Creo que se trata de una efímera disputa por el control de la rama, pero pasan cinco minutos, dos horas, media tarde, y los dos pájaros en el pino afuera de mi cuarto siguen intercambiando sonidos en un enfrentamiento cuya naturaleza me fascina conforme la entiendo menos: algunos elementos (largos silencios, interrupciones o imposición a través del estruendo) podrían indicar pelea, y otros, sin embargo, comprensión y ternura (frases susurradas, coloraturas o emprender a dueto una misma melodía), así que cuando, a las ocho de la noche, sus voces se apagan, yo me quedo dormido con la sensación de haber presenciado el enigma de una apasionada relación sonora; enigma que regresa a la hora de la comida del siguiente día cargado con las mismas dudas y las mismas vibraciones, pero ahora decido asomarme y explorar también sus formas y colores: dos pájaros dialogan sobre una rama calva (uno en el extremo; el otro, en el centro) a cinco metros de altura.

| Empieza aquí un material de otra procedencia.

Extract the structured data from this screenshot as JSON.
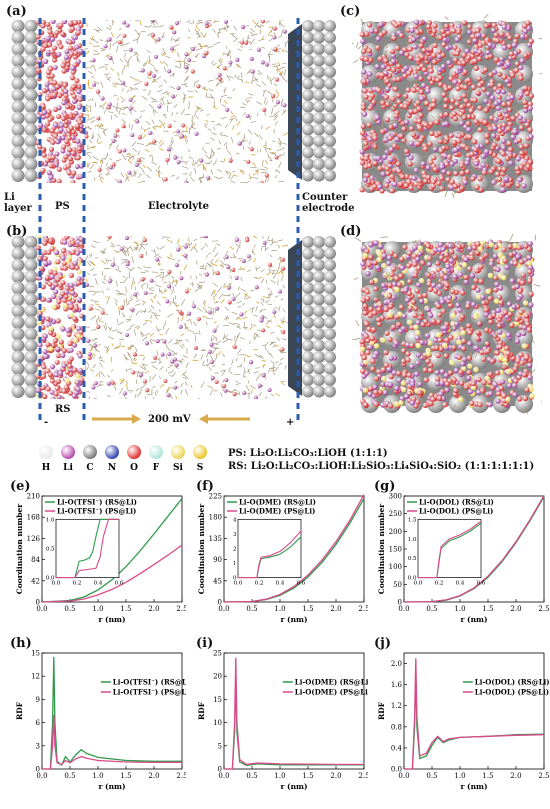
{
  "panel_labels": {
    "a": "(a)",
    "b": "(b)",
    "c": "(c)",
    "d": "(d)",
    "e": "(e)",
    "f": "(f)",
    "g": "(g)",
    "h": "(h)",
    "i": "(i)",
    "j": "(j)"
  },
  "sim_labels": {
    "li_layer": "Li\nlayer",
    "ps": "PS",
    "electrolyte": "Electrolyte",
    "counter_electrode": "Counter\nelectrode",
    "rs": "RS",
    "voltage": "200 mV",
    "minus": "-",
    "plus": "+"
  },
  "atom_legend": [
    {
      "symbol": "H",
      "color": "#e8e8e8"
    },
    {
      "symbol": "Li",
      "color": "#b23fa8"
    },
    {
      "symbol": "C",
      "color": "#6f6f6f"
    },
    {
      "symbol": "N",
      "color": "#2436a8"
    },
    {
      "symbol": "O",
      "color": "#e0201e"
    },
    {
      "symbol": "F",
      "color": "#a9e3da"
    },
    {
      "symbol": "Si",
      "color": "#e8d24c"
    },
    {
      "symbol": "S",
      "color": "#e6c21a"
    }
  ],
  "composition": {
    "ps": "PS: Li₂O:Li₂CO₃:LiOH (1:1:1)",
    "rs": "RS: Li₂O:Li₂CO₃:LiOH:Li₂SiO₃:Li₄SiO₄:SiO₂ (1:1:1:1:1:1)"
  },
  "colors": {
    "rs": "#2e9a4a",
    "ps": "#d94b8c"
  },
  "chart_data": [
    {
      "id": "e",
      "type": "line",
      "xlabel": "r (nm)",
      "ylabel": "Coordination number",
      "xlim": [
        0,
        2.5
      ],
      "ylim": [
        0,
        210
      ],
      "xticks": [
        "0.0",
        "0.5",
        "1.0",
        "1.5",
        "2.0",
        "2.5"
      ],
      "yticks": [
        "0",
        "42",
        "84",
        "126",
        "168",
        "210"
      ],
      "series": [
        {
          "name": "Li-O(TFSI⁻) (RS@Li)",
          "x": [
            0,
            0.5,
            0.75,
            1.0,
            1.25,
            1.5,
            1.75,
            2.0,
            2.25,
            2.5
          ],
          "values": [
            0,
            3,
            10,
            24,
            44,
            70,
            101,
            135,
            170,
            205
          ]
        },
        {
          "name": "Li-O(TFSI⁻) (PS@Li)",
          "x": [
            0,
            0.5,
            0.75,
            1.0,
            1.25,
            1.5,
            1.75,
            2.0,
            2.25,
            2.5
          ],
          "values": [
            0,
            2,
            6,
            14,
            25,
            39,
            56,
            74,
            93,
            113
          ]
        }
      ],
      "inset": {
        "xlim": [
          0,
          0.6
        ],
        "ylim": [
          0,
          1.0
        ],
        "xticks": [
          "0.0",
          "0.2",
          "0.4",
          "0.6"
        ],
        "yticks": [
          "0.0",
          "0.5",
          "1.0"
        ],
        "series": [
          {
            "name": "RS@Li",
            "x": [
              0,
              0.18,
              0.22,
              0.27,
              0.32,
              0.35,
              0.38,
              0.42,
              0.6
            ],
            "values": [
              0,
              0,
              0.28,
              0.3,
              0.34,
              0.45,
              0.7,
              1.0,
              1.0
            ]
          },
          {
            "name": "PS@Li",
            "x": [
              0,
              0.18,
              0.22,
              0.3,
              0.38,
              0.42,
              0.45,
              0.5,
              0.6
            ],
            "values": [
              0,
              0,
              0.12,
              0.14,
              0.16,
              0.35,
              0.7,
              1.0,
              1.0
            ]
          }
        ]
      }
    },
    {
      "id": "f",
      "type": "line",
      "xlabel": "r (nm)",
      "ylabel": "Coordination number",
      "xlim": [
        0,
        2.5
      ],
      "ylim": [
        0,
        225
      ],
      "xticks": [
        "0.0",
        "0.5",
        "1.0",
        "1.5",
        "2.0",
        "2.5"
      ],
      "yticks": [
        "0",
        "45",
        "90",
        "135",
        "180",
        "225"
      ],
      "series": [
        {
          "name": "Li-O(DME) (RS@Li)",
          "x": [
            0,
            0.5,
            0.75,
            1.0,
            1.25,
            1.5,
            1.75,
            2.0,
            2.25,
            2.5
          ],
          "values": [
            0,
            1,
            5,
            14,
            30,
            53,
            84,
            122,
            168,
            220
          ]
        },
        {
          "name": "Li-O(DME) (PS@Li)",
          "x": [
            0,
            0.5,
            0.75,
            1.0,
            1.25,
            1.5,
            1.75,
            2.0,
            2.25,
            2.5
          ],
          "values": [
            0,
            1,
            6,
            16,
            33,
            57,
            89,
            128,
            174,
            228
          ]
        }
      ],
      "inset": {
        "xlim": [
          0,
          0.6
        ],
        "ylim": [
          0,
          4
        ],
        "xticks": [
          "0.0",
          "0.2",
          "0.4",
          "0.6"
        ],
        "yticks": [
          "0",
          "1",
          "2",
          "3",
          "4"
        ],
        "series": [
          {
            "name": "RS@Li",
            "x": [
              0,
              0.18,
              0.2,
              0.22,
              0.3,
              0.4,
              0.5,
              0.6
            ],
            "values": [
              0,
              0,
              0.8,
              1.3,
              1.4,
              1.6,
              2.1,
              2.8
            ],
            "color": "rs"
          },
          {
            "name": "PS@Li",
            "x": [
              0,
              0.18,
              0.2,
              0.22,
              0.3,
              0.4,
              0.5,
              0.6
            ],
            "values": [
              0,
              0,
              0.9,
              1.4,
              1.5,
              1.8,
              2.4,
              3.2
            ]
          }
        ]
      }
    },
    {
      "id": "g",
      "type": "line",
      "xlabel": "r (nm)",
      "ylabel": "Coordination number",
      "xlim": [
        0,
        2.5
      ],
      "ylim": [
        0,
        300
      ],
      "xticks": [
        "0.0",
        "0.5",
        "1.0",
        "1.5",
        "2.0",
        "2.5"
      ],
      "yticks": [
        "0",
        "50",
        "100",
        "150",
        "200",
        "250",
        "300"
      ],
      "series": [
        {
          "name": "Li-O(DOL) (RS@Li)",
          "x": [
            0,
            0.5,
            0.75,
            1.0,
            1.25,
            1.5,
            1.75,
            2.0,
            2.25,
            2.5
          ],
          "values": [
            0,
            1,
            5,
            17,
            38,
            70,
            114,
            168,
            230,
            298
          ]
        },
        {
          "name": "Li-O(DOL) (PS@Li)",
          "x": [
            0,
            0.5,
            0.75,
            1.0,
            1.25,
            1.5,
            1.75,
            2.0,
            2.25,
            2.5
          ],
          "values": [
            0,
            1,
            6,
            18,
            40,
            73,
            117,
            171,
            233,
            301
          ]
        }
      ],
      "inset": {
        "xlim": [
          0,
          0.6
        ],
        "ylim": [
          0,
          1.5
        ],
        "xticks": [
          "0.0",
          "0.2",
          "0.4",
          "0.6"
        ],
        "yticks": [
          "0.0",
          "0.5",
          "1.0",
          "1.5"
        ],
        "series": [
          {
            "name": "RS@Li",
            "x": [
              0,
              0.18,
              0.2,
              0.22,
              0.26,
              0.3,
              0.4,
              0.5,
              0.6
            ],
            "values": [
              0,
              0,
              0.4,
              0.75,
              0.85,
              0.95,
              1.05,
              1.2,
              1.4
            ]
          },
          {
            "name": "PS@Li",
            "x": [
              0,
              0.18,
              0.2,
              0.22,
              0.26,
              0.3,
              0.4,
              0.5,
              0.6
            ],
            "values": [
              0,
              0,
              0.45,
              0.8,
              0.9,
              1.0,
              1.1,
              1.25,
              1.45
            ]
          }
        ]
      }
    },
    {
      "id": "h",
      "type": "line",
      "xlabel": "r (nm)",
      "ylabel": "RDF",
      "xlim": [
        0,
        2.5
      ],
      "ylim": [
        0,
        15
      ],
      "xticks": [
        "0.0",
        "0.5",
        "1.0",
        "1.5",
        "2.0",
        "2.5"
      ],
      "yticks": [
        "0",
        "3",
        "6",
        "9",
        "12",
        "15"
      ],
      "series": [
        {
          "name": "Li-O(TFSI⁻) (RS@Li)",
          "x": [
            0,
            0.15,
            0.19,
            0.21,
            0.23,
            0.27,
            0.35,
            0.42,
            0.5,
            0.6,
            0.7,
            0.8,
            1.0,
            1.5,
            2.0,
            2.5
          ],
          "values": [
            0,
            0,
            6,
            14.5,
            6,
            1,
            0.5,
            1.6,
            0.9,
            1.8,
            2.5,
            2,
            1.5,
            1.1,
            1.0,
            1.0
          ]
        },
        {
          "name": "Li-O(TFSI⁻) (PS@Li)",
          "x": [
            0,
            0.15,
            0.19,
            0.21,
            0.23,
            0.27,
            0.35,
            0.42,
            0.5,
            0.6,
            0.7,
            0.8,
            1.0,
            1.5,
            2.0,
            2.5
          ],
          "values": [
            0,
            0,
            3,
            7,
            3,
            0.8,
            0.6,
            1.1,
            0.8,
            1.3,
            1.6,
            1.4,
            1.1,
            0.9,
            0.85,
            0.85
          ]
        }
      ]
    },
    {
      "id": "i",
      "type": "line",
      "xlabel": "r (nm)",
      "ylabel": "RDF",
      "xlim": [
        0,
        2.5
      ],
      "ylim": [
        0,
        25
      ],
      "xticks": [
        "0.0",
        "0.5",
        "1.0",
        "1.5",
        "2.0",
        "2.5"
      ],
      "yticks": [
        "0",
        "5",
        "10",
        "15",
        "20",
        "25"
      ],
      "series": [
        {
          "name": "Li-O(DME) (RS@Li)",
          "x": [
            0,
            0.15,
            0.19,
            0.21,
            0.23,
            0.28,
            0.4,
            0.6,
            0.8,
            1.0,
            1.5,
            2.0,
            2.5
          ],
          "values": [
            0,
            0,
            8,
            19,
            8,
            1.5,
            0.8,
            1.1,
            1.0,
            0.9,
            0.9,
            0.9,
            0.9
          ]
        },
        {
          "name": "Li-O(DME) (PS@Li)",
          "x": [
            0,
            0.15,
            0.19,
            0.21,
            0.23,
            0.28,
            0.4,
            0.6,
            0.8,
            1.0,
            1.5,
            2.0,
            2.5
          ],
          "values": [
            0,
            0,
            10,
            24,
            10,
            2,
            1.0,
            1.3,
            1.2,
            1.1,
            1.05,
            1.0,
            1.0
          ]
        }
      ]
    },
    {
      "id": "j",
      "type": "line",
      "xlabel": "r (nm)",
      "ylabel": "RDF",
      "xlim": [
        0,
        2.5
      ],
      "ylim": [
        0,
        2.2
      ],
      "xticks": [
        "0.0",
        "0.5",
        "1.0",
        "1.5",
        "2.0",
        "2.5"
      ],
      "yticks": [
        "0.0",
        "0.4",
        "0.8",
        "1.2",
        "1.6",
        "2.0"
      ],
      "series": [
        {
          "name": "Li-O(DOL) (RS@Li)",
          "x": [
            0,
            0.15,
            0.19,
            0.21,
            0.23,
            0.28,
            0.4,
            0.5,
            0.6,
            0.7,
            0.8,
            1.0,
            1.5,
            2.0,
            2.5
          ],
          "values": [
            0,
            0,
            0.8,
            1.75,
            0.8,
            0.2,
            0.25,
            0.45,
            0.6,
            0.5,
            0.55,
            0.6,
            0.62,
            0.65,
            0.66
          ]
        },
        {
          "name": "Li-O(DOL) (PS@Li)",
          "x": [
            0,
            0.15,
            0.19,
            0.21,
            0.23,
            0.28,
            0.4,
            0.5,
            0.6,
            0.7,
            0.8,
            1.0,
            1.5,
            2.0,
            2.5
          ],
          "values": [
            0,
            0,
            1.0,
            2.1,
            1.0,
            0.25,
            0.3,
            0.5,
            0.62,
            0.52,
            0.57,
            0.6,
            0.62,
            0.64,
            0.65
          ]
        }
      ]
    }
  ]
}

Los miro (cuerpo gris, pico blanco y cola negra) y acudo a la pantalla; los vuelvo a mirar (las alas con rayas amarillas y negras; roja, blanca y negra la cabeza) y voy a la pantalla de nuevo. Son jilgueros.
Y de pronto sucede que, sin dejar de cantar, uno despega y el otro sale tras él un segundo después, y así, moviéndose en el aire desde distintos tiempos, sus sonidos producen un cálido efecto fugado donde la persecución es lúdica y suave porque lo que huye quiere ser alcanzado, y entonces el reencuentro, que tiene un sesgo cíclico (acontece en la rama de origen), sucede demasiado rápido y es de un entusiasmo desbordado: uno de los jilgueros (rechoncho, de movimientos aletargados y sonido bamboleante) ejecuta cinco brinquitos sobre la madera hasta quedar pico a pico frente al otro jilguero (esbelto, de rapidísimas alas y sonido atiplado), quien se queda muy quieto y luego le suelta un delicado picotazo en el cuello, tres segundos de quietud y la huida regresa, pero a la inversa: ahora escapa el jilguero que antes perseguía, y por lo tanto la fuga de voces también se voltea: el timbre agudo precede al timbre grave, y yo, estremecido por la belleza de este juego de viento, velocidad y sonido, siento el irresistible impulso de intervenir, y lo hago nombrándolos con los elementos que tengo a la mano: tú te llamas Narcisa (como la novela de Jonathan Shaw, el legendario tatuador de Ciudad de México) y tú te llamas Óscar (porque Óscar Chávez está muerto y quizá algo de él se le haya metido a un pájaro), pero a pesar de mi estúpida necedad por humanizar el enigma de dos jilgueros, Óscar y Narcisa representan el vínculo más profundo que en estos terribles días mexicanos he encontrado hacia la resignación de nada ser y nada poder contra este inexplicable existir de ir y venir entre cansancio, decepción, ira, dolor, enfermedad, entusiasmo, ilusión, vicio, alegría, hostilidad, erotismo, unión, música, pelea, reconciliación y muerte.